Let $t_1=(\sqrt{5+2\sqrt6})^x$, and $t_2=(\sqrt{5-2\sqrt6})^x$.
Now the given equation is:
$\tag 1 t_1+t_2=10$
But
$\displaylines{ {t_1}\cdot{t_2}&=& {\left( {\sqrt {5 + 2\sqrt 6 } } \right)^x}{\left( {\sqrt {5 - 2\sqrt 6 } } \right)^x} \cr &=& {\left[ {\sqrt {\left( {5 + 2\sqrt 6 } \right)\left( {5 - 2\sqrt 6 } \right)} } \right]^x} \cr &=& {\left[ {\sqrt {{5^2} - {{\left( {2\sqrt 6 } \right)}^2}} } \right]^x} \cr &=& {\left( {\sqrt {25 - 24} } \right)^x} \cr &=& {1^x} = 1 \cr} $
Thus
$\begin{cases} t_1+t_2=10 \\t_1\cdot t_2=1\end{cases}$
$\Rightarrow$ $t^2-10t+1=0$
Since $\frac{1}{{{t_1}}} = {t_2}$
we
have ${t_1} + \frac{1}{{{t_1}}} = 10$ or
$t_1^2 - 10{t_1} + 1 = 0$
Note the system is symmetric on the unknowns.

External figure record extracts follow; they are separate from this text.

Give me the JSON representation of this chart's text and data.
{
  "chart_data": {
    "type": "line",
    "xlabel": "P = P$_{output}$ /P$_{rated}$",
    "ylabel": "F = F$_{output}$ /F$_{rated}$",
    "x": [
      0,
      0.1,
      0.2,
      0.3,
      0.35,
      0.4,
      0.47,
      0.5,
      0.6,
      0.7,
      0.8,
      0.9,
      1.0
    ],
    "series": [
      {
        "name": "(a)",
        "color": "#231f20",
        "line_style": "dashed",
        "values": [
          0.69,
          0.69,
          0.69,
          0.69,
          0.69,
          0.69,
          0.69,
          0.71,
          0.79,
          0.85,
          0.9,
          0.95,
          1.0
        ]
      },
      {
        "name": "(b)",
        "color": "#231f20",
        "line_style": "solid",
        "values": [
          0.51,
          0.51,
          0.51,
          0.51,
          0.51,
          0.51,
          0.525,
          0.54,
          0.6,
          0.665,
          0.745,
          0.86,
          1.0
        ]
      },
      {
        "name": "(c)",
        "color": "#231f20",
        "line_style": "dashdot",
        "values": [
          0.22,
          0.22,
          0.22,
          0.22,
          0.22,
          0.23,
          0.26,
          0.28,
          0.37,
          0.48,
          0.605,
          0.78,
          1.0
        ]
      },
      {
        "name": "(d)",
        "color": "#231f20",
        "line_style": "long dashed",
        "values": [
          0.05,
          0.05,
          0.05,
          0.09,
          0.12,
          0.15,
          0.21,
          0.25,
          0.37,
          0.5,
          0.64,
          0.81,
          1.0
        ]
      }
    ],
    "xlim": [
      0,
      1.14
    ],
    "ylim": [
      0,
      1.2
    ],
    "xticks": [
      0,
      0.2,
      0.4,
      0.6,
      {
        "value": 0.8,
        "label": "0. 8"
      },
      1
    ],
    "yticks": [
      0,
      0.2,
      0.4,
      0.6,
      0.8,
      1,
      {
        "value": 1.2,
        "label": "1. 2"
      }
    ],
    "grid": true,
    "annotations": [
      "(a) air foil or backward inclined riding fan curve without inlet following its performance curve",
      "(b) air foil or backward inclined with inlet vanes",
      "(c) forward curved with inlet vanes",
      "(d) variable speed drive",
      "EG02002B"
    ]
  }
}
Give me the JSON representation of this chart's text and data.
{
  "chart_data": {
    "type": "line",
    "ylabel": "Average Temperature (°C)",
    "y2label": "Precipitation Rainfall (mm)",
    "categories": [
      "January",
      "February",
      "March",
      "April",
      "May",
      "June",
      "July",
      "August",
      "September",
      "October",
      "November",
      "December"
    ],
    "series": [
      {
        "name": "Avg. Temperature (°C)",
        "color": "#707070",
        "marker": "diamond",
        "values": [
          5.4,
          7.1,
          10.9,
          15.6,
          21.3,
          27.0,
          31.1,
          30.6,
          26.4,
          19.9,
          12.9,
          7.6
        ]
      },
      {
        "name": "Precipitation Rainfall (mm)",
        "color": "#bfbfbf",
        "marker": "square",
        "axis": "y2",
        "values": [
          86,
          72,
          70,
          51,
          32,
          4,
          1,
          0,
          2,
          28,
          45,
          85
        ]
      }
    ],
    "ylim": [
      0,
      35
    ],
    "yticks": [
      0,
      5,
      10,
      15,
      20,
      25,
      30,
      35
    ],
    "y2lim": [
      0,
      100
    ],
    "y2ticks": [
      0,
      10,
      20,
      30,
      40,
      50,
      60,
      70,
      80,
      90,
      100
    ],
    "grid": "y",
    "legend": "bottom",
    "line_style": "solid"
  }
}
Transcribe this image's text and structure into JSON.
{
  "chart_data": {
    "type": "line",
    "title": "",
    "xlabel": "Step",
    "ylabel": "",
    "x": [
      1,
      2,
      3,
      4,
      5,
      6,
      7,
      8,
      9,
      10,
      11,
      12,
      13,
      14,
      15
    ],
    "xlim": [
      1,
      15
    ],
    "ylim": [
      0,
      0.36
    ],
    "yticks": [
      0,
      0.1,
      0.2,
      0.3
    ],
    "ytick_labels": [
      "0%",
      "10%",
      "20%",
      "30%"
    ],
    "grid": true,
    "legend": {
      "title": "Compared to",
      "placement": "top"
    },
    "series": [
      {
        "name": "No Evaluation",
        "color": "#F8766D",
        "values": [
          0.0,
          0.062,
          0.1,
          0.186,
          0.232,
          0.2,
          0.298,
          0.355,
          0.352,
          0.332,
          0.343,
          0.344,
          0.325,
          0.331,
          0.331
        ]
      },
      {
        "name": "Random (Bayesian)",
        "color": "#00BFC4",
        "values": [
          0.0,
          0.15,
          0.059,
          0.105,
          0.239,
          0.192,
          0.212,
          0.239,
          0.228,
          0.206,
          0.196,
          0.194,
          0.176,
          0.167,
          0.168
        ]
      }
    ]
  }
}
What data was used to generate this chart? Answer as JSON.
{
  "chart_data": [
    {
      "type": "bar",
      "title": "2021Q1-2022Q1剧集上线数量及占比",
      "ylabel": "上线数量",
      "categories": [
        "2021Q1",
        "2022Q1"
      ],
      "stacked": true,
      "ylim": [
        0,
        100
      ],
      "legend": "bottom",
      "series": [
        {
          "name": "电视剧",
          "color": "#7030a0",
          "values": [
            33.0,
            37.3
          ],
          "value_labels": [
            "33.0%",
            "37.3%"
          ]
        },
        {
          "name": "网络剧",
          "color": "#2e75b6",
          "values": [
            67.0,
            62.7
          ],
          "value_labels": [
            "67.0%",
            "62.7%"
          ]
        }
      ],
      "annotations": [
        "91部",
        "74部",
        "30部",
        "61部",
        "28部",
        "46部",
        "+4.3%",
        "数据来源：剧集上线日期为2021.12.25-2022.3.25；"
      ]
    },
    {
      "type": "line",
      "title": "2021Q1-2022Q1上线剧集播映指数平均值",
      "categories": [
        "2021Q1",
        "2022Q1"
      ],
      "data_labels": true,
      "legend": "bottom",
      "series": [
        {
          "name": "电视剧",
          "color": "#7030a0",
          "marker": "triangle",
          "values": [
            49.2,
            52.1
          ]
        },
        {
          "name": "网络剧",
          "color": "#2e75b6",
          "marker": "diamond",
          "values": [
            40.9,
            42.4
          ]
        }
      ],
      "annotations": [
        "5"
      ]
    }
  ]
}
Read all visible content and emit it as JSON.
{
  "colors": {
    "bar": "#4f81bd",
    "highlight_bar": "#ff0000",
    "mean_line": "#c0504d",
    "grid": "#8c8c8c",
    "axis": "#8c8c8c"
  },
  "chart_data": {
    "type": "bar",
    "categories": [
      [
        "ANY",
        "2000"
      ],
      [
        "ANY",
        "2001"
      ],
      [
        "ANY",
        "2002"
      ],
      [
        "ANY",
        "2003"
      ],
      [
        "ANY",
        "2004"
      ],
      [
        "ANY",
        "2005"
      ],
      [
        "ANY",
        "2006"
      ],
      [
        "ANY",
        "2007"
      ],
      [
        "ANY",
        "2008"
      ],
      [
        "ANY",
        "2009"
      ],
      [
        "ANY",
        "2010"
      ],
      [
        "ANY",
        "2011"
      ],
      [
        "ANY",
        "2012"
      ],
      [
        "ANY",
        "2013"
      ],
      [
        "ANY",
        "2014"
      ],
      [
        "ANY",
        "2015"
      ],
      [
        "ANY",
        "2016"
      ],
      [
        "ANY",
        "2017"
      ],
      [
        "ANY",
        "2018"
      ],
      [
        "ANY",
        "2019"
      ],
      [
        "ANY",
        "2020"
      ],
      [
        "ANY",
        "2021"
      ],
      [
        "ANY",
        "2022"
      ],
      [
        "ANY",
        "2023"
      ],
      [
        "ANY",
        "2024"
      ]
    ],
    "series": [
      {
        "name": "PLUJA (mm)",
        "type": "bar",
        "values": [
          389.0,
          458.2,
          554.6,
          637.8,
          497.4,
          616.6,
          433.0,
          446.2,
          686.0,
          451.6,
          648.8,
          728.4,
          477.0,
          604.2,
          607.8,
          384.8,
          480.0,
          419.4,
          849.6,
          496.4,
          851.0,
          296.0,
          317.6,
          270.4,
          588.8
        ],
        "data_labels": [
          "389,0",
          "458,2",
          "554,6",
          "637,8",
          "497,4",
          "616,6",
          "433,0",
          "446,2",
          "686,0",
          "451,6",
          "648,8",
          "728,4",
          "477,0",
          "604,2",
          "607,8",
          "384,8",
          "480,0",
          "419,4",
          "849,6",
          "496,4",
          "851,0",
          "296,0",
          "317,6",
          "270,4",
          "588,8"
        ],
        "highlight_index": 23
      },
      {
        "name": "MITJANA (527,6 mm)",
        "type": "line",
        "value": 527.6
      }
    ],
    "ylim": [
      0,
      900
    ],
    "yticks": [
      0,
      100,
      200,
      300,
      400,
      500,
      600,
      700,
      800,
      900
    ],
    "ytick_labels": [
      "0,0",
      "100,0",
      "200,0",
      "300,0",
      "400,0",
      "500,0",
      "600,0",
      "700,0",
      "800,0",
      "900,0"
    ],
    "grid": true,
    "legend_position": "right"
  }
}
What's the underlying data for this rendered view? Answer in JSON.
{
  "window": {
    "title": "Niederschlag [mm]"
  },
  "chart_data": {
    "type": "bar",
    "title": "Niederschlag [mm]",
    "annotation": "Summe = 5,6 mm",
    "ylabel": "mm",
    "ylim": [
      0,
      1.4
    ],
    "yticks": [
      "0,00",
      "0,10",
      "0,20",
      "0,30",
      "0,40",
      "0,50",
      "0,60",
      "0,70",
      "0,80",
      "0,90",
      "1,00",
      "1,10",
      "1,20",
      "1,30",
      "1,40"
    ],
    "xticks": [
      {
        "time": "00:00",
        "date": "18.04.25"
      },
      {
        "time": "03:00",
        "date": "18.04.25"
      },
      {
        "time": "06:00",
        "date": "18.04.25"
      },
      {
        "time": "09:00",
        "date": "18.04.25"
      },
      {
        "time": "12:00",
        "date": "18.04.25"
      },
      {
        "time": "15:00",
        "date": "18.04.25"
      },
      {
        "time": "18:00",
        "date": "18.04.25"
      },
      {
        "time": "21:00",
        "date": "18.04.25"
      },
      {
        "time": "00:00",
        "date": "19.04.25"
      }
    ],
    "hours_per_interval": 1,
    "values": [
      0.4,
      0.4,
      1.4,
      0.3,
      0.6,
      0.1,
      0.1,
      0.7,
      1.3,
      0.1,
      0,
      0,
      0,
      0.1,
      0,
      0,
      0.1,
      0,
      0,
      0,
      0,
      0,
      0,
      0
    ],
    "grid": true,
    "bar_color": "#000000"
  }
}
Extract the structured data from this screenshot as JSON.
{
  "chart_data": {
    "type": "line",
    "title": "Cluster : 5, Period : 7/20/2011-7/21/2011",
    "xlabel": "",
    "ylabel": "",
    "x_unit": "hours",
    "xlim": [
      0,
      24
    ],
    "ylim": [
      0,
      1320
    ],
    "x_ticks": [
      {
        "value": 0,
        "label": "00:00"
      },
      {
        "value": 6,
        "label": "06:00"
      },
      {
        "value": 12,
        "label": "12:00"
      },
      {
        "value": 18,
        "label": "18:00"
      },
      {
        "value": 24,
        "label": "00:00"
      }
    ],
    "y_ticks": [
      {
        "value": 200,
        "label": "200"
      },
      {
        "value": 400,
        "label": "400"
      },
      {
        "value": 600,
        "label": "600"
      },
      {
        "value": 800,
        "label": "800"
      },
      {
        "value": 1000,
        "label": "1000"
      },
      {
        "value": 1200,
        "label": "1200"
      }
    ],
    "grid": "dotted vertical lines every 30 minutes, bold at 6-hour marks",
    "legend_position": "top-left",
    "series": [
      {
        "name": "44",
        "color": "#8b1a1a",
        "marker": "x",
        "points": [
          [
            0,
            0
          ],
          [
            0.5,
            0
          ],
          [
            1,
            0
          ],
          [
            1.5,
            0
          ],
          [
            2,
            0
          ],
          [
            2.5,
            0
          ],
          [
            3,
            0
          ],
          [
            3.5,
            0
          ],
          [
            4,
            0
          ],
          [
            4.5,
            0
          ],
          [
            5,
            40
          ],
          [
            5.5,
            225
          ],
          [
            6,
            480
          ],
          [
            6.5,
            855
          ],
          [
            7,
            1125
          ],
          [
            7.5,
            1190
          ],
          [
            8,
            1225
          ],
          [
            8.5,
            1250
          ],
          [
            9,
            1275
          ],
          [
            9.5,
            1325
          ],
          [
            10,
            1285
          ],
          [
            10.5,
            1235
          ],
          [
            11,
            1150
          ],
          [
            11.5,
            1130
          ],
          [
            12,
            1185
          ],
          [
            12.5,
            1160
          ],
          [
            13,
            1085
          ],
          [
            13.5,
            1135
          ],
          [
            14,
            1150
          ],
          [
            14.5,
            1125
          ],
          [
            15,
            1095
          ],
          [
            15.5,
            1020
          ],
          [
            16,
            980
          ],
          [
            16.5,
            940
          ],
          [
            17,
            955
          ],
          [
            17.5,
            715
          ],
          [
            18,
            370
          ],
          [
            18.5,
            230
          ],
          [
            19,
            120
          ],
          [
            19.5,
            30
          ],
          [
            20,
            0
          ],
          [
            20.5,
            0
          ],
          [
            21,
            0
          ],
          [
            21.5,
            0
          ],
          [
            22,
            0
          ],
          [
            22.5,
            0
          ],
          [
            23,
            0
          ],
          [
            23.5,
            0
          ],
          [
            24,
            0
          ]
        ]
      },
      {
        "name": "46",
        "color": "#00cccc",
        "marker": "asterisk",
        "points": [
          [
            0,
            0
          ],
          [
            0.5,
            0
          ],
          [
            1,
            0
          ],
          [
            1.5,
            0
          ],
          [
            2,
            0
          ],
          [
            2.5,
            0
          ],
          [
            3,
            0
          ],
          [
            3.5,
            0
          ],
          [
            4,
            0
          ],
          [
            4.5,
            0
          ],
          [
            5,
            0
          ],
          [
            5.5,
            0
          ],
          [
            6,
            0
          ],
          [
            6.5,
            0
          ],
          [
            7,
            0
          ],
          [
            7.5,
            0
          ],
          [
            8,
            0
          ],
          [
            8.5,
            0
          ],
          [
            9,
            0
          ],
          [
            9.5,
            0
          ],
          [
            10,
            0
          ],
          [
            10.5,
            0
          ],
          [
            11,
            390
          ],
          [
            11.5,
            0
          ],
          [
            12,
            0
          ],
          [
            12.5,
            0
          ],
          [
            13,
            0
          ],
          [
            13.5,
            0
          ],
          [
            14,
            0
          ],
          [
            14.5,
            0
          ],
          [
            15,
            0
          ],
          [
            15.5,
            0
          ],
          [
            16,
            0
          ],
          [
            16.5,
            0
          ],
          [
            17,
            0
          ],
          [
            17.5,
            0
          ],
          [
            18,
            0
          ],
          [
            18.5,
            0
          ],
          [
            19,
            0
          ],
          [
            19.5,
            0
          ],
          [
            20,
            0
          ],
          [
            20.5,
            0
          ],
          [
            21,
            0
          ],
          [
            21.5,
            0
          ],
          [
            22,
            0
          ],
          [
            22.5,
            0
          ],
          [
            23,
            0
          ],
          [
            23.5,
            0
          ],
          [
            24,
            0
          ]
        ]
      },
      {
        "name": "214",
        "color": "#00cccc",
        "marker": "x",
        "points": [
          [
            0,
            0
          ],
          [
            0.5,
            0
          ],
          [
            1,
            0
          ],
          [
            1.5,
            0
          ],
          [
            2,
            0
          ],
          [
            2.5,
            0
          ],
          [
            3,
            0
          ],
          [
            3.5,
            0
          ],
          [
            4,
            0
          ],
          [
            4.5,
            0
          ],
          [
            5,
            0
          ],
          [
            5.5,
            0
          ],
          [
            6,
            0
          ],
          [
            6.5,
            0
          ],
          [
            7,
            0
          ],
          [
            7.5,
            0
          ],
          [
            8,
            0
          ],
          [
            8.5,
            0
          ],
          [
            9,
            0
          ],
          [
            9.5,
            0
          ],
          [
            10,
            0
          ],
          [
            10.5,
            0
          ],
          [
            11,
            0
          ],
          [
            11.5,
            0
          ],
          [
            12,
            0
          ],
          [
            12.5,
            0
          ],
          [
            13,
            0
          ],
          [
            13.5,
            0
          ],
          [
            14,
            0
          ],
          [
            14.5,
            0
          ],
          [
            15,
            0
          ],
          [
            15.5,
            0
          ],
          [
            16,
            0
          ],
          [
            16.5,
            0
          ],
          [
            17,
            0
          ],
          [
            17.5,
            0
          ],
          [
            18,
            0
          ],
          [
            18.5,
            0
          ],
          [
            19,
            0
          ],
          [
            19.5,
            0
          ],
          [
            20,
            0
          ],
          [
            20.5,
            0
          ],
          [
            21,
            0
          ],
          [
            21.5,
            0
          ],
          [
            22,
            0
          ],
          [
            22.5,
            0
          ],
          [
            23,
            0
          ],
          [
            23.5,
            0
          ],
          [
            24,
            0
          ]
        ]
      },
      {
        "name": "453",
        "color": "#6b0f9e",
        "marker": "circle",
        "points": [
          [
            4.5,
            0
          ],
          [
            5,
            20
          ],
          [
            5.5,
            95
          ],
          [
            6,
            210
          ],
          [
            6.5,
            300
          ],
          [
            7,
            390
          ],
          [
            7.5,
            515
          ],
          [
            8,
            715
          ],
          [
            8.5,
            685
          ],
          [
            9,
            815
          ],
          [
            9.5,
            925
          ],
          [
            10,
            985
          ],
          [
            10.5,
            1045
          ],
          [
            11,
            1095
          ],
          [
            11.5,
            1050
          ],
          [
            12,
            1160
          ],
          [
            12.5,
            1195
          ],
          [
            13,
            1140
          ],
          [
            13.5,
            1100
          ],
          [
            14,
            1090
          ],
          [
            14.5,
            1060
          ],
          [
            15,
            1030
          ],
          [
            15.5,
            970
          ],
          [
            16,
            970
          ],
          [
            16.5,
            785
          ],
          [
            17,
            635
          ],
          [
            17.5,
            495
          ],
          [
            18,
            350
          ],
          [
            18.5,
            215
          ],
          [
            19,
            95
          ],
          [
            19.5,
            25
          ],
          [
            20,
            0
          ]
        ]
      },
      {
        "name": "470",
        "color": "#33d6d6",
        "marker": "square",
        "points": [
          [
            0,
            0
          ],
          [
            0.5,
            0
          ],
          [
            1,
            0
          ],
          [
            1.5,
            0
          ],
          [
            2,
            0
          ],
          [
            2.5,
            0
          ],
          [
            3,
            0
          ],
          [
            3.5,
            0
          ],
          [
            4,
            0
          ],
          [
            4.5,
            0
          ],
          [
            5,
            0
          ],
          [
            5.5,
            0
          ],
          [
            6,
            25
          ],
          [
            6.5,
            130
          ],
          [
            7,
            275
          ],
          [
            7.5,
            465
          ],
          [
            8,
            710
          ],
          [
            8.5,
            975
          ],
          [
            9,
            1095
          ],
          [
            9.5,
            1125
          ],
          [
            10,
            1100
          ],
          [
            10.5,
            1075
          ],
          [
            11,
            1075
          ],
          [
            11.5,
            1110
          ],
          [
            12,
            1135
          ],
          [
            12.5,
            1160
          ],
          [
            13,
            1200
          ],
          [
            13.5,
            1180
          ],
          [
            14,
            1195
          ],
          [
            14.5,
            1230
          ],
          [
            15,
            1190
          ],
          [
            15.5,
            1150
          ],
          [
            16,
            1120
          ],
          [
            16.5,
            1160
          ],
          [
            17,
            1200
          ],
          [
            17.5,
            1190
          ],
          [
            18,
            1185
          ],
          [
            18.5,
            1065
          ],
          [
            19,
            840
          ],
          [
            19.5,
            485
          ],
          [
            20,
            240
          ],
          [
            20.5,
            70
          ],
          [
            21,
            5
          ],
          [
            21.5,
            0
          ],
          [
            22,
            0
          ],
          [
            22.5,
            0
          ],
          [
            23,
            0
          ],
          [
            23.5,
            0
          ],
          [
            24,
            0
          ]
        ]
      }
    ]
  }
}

For this quadratic equation we have:
$t_{1,2}=\frac{10\pm\sqrt{100-4}}{2}$
$t_{1,2}=\frac{10\pm 4\sqrt{6}}{2}$
$t_1=5+2\sqrt 6$, $t_2=5-2\sqrt 6$
Now return the inital substition:
$t_1=(\sqrt{5+2\sqrt6})^x$
$5+2\sqrt 6=(\sqrt{5+2\sqrt6})^x$
$(\sqrt{5+2\sqrt 6})^2=(\sqrt{5+2\sqrt6})^x$ $\Rightarrow$ $x=2$, and
$(\sqrt{5+2\sqrt6})^x=5-2\sqrt 6$
$(\sqrt{5+2\sqrt6})^x=(5+2\sqrt 6)^{-2}$ $\Rightarrow$ $x=-2$
Definitly $x=2$, and $x=-2$ is solve.